Knapp neun Monate vor der Landtagswahl in Sachsen-Anhalt hat CDU-Spitzenkandidat Sven Schulze vor einer Beteiligung der AfD an der Regierung gewarnt. Er betonte, dass dies dem Land und Deutschland großen Schaden zufügen würde. Aktuelle Umfragen zeigen die AfD in Führung.

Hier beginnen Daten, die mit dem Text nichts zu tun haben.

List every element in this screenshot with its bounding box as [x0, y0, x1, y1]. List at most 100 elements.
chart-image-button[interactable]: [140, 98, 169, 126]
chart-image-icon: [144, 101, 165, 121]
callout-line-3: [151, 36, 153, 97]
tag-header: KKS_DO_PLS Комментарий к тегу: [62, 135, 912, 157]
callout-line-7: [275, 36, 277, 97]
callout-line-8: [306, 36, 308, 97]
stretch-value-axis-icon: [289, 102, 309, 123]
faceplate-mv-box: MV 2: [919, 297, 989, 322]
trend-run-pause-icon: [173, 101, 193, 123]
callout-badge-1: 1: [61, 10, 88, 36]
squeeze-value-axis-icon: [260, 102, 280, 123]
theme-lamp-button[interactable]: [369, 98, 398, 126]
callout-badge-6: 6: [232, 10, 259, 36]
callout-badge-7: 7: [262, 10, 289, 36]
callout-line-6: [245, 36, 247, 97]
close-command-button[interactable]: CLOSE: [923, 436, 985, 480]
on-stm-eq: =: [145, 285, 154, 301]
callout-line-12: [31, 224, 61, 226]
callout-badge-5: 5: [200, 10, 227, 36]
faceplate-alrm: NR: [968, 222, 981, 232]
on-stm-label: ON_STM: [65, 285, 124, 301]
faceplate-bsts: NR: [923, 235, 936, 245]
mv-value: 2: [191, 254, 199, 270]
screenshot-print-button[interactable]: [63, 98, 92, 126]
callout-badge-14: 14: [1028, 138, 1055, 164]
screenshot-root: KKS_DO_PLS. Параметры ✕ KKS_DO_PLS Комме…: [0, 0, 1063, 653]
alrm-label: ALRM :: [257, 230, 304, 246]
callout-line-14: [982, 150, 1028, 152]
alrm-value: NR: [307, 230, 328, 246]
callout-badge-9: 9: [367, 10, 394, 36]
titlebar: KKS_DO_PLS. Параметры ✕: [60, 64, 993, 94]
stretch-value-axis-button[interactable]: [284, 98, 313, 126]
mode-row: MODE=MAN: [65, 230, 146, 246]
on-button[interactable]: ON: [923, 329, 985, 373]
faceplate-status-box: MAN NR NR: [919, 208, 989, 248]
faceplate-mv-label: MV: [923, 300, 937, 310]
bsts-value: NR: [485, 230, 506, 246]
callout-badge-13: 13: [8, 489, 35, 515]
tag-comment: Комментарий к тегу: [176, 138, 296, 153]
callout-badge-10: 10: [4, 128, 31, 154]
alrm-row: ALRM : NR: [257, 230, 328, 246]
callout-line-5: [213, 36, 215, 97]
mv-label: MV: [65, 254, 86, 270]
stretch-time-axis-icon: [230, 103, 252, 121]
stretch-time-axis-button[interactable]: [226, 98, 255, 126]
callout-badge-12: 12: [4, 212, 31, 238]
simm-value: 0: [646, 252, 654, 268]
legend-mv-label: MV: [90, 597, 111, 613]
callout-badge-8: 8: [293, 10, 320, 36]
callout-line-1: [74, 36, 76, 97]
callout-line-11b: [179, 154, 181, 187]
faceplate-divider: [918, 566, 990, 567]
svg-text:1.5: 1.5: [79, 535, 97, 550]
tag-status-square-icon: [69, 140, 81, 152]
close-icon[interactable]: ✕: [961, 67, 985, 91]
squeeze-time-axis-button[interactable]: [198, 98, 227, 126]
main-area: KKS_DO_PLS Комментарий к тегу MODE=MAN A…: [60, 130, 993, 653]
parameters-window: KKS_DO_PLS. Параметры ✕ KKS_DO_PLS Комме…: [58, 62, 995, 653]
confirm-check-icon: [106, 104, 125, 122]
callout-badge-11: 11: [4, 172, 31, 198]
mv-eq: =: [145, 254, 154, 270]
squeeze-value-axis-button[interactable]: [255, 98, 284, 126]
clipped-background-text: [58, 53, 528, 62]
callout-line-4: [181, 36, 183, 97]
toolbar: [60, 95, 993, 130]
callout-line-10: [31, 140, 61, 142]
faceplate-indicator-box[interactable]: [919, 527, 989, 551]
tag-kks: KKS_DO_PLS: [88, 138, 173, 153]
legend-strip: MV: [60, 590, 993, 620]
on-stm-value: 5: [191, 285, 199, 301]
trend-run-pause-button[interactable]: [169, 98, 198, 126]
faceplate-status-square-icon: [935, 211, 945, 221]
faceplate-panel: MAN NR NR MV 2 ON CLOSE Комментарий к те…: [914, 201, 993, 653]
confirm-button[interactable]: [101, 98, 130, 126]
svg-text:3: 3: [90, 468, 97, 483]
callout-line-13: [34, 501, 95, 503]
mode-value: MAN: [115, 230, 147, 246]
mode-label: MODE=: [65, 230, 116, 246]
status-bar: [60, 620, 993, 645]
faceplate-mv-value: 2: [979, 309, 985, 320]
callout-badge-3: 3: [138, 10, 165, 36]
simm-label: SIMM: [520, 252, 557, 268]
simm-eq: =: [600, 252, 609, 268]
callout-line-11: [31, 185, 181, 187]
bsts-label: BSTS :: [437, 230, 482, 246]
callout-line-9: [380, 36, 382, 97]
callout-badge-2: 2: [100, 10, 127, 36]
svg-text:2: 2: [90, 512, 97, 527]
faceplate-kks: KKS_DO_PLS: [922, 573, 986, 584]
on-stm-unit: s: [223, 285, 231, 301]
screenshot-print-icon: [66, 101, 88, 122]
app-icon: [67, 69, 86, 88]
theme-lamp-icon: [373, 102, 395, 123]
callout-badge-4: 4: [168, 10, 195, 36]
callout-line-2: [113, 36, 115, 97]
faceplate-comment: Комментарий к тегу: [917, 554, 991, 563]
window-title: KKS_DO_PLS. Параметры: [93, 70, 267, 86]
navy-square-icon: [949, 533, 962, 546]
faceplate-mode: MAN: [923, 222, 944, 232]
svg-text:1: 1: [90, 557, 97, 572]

In einem Interview mit der Neuen Osnabrücker Zeitung äußerte sich Sven Schulze, der Spitzenkandidat der CDU für die Landtagswahl in Sachsen-Anhalt, kritisch zur Alternative für Deutschland (AfD). Er warnte vor AfD-Spitzenkandidat Ulrich Siegmund und dessen Umfeld: „Leute um sich, die man definitiv nicht in Verantwortung lassen sollte. Das würde dem Land Sachsen-Anhalt und ganz Deutschland wirklich einen nicht beschreibbaren großen Schaden zufügen.“
Die AfD gilt in Sachsen-Anhalt seit Längerem als gesichert rechtsextrem. Eine Umfrage des Instituts Insa für das Portal Nius aus Mitte Oktober ergab 40 Prozent für die AfD, 26 Prozent für die CDU, 11 Prozent für die Linke sowie je sechs Prozent für SPD und Bündnis Sahra Wagenknecht (BSW). Die Grünen und die FDP würden nach dieser Prognose den Fünf-Prozent-Hürde nicht überspringen und somit nicht im Landtag vertreten sein.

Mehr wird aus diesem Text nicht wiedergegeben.